A straight-A student, KNS was successively an alumnus of Royal College, Colombo; University of Ceylon; and the University of Edinburgh. His PhD supervisor at Edinburgh was Professor David Whitteridge FRS, who was at that time the last surviving direct pupil of Oxford University’s famed Sir Charles Sherrington, Nobel Laureate, recipient of the Order of Merit and Fellow and later President of the Royal Society of London.

So Prof. KNS was in direct lineal intellectual descent from the great Sir Charles Sherrington himself. His academic pedigree was therefore impeccable. In 1968 he succeeded Prof. ACE Koch as Professor of Physiology in the Colombo Medical School and held the post with great distinction until 1981.

During that period, in 1974, almost single-handedly he also founded Sri Lanka’s Institute of Post Graduate Medicine which flourishes today as our prestigious Post Graduate Institute of Medicine (PGIM). In 1981 he joined the World Health Organization as a Regional Advisor and worked purposefully until his premature death in 1986.

Family Pedigree

Kirthi Nissanka Seneviratne was the second of the three children of Dr. Robert and Laura Seneviratne. Having qualified as a doctor in the Ceylon Medical College Dr. Robert Seneviratne went to Edinburgh, Scotland where he became a licentiate of the Royal College of Physicians and Surgeons.

His son KNS also trod the same path to Edinburgh and there acquired not only a higher doctorate but also a charming, highly educated Scottish lass, Alison Alexander as his partner in life. It is by her munificence that the Prof. KNS Oration became an annual event. It is with great sadness that her death this year is recorded here.

The other great supporter of the memory of Prof. KNS has been his younger brother Nihal Seneviratne who was for many years the Clerk of the House of Representatives.

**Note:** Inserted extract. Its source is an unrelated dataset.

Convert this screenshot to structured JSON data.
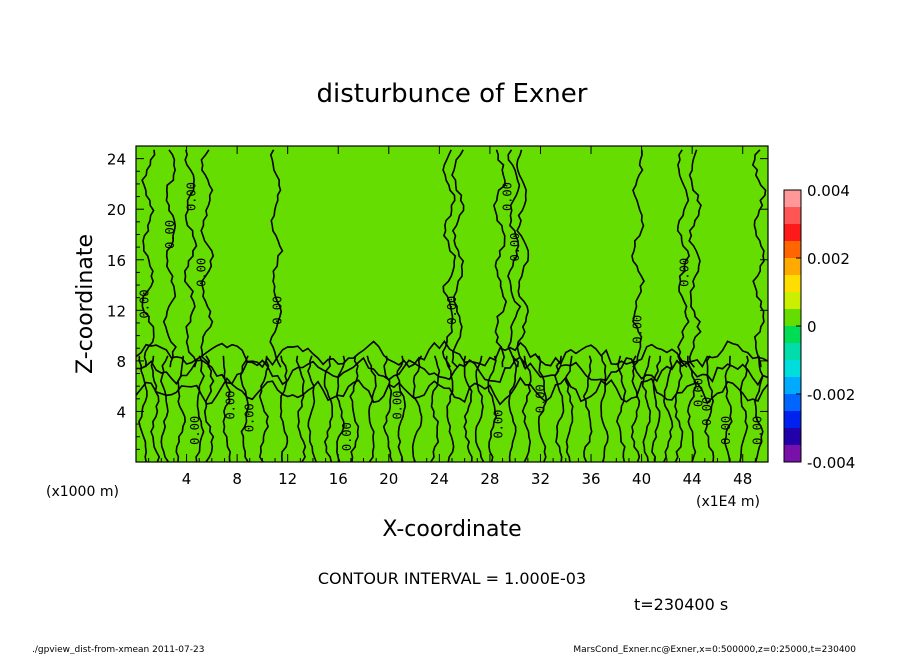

Once when I openly envied KNS’s many blessings including high-powered family connections, he dryly remarked that contrary to what I said, his only brother is only a clerk! What he said was, of course, literally true. Delightful humor was only one of his many gifts.

Another was his power of lucid exposition. His lectures, delivered without a scrap of paper, were the gold standard of the art of lecturing in the Colombo Medical School in his time. One student who was inspired to specialise in physiology by Prof. KNS is this year’s KNS Memorial Orator Prof.

Kamani Tennekoon. I remember her well not only because she won the Gold Medal in Physiology in 1975, but also because she never asked me a question in physiology which I could answer without consulting an advanced textbook.

She specialised in Reproductive Endocrinology and is one of the most productive researchers in the Colombo Medical School. She was appointed Professor of Physiology in 2004. Currently she is the Director of the Institute of Biochemistry, Molecular Biology and Biotechnology in the University of Colombo.